Clarissa hasn’t called or sent me a text message since before she showed up at the house with Decker. There are moments when I want her to call, but this only happens when I feel like disappearing into the darkest corner of my closet or when I wish a massive tidal wave would crash into my house and carry me out to the farthest reaches of the Pacific. But those moments quickly pass when I close my eyes and see Decker’s face, the way his skin paled and how he turned to the imaginary spectacle on the brick pillar. And then I think maybe I should just hold my breath and sink to the bottom of the pool, and stay there.

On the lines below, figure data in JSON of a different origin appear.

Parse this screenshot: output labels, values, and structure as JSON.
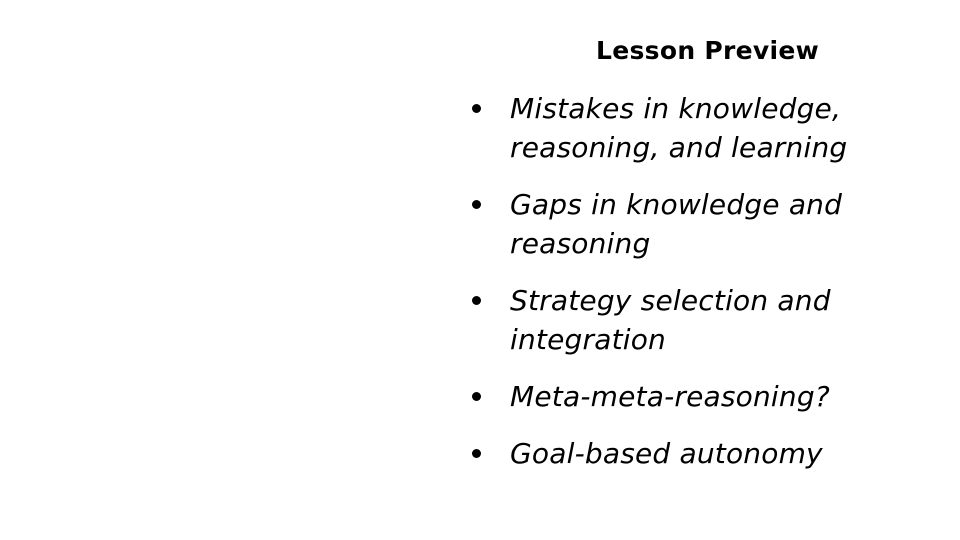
{
  "slide": {
    "title": "Lesson Preview",
    "bullets": [
      "Mistakes in knowledge, reasoning, and learning",
      "Gaps in knowledge and reasoning",
      "Strategy selection and integration",
      "Meta-meta-reasoning?",
      "Goal-based autonomy"
    ]
  }
}
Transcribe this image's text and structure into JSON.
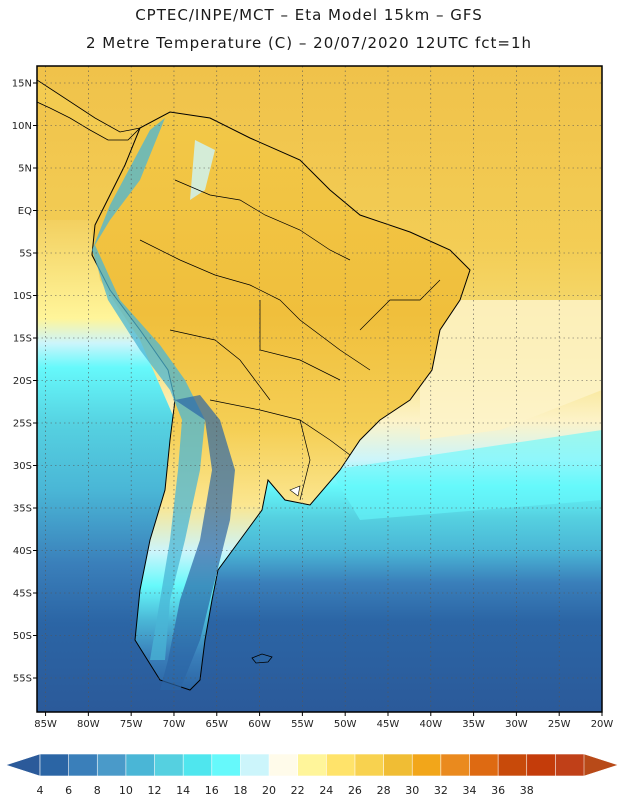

Would anyone even miss me?
Peter might be upset, although maybe he wouldn’t show it too much. And Mom would be devastated, but I think she’d be most angry by the loss of yet another dream than the death of her only daughter. I think Zach would be the saddest. I know sometimes he feels intimidated around me, like I’m some untouchable being he needs to be careful with, but when we’re at home, away from the masses of people, we’re just a stepbrother and stepsister. We laugh and play games. We watch movies and eat popcorn. The hours I spend with Zach are the only hours when I feel like a real person. For 13 years, I’ve been floating through life like a character in a book or a television show, and I keep waiting for the chapters to end, for the episodes to run out when the story’s been told.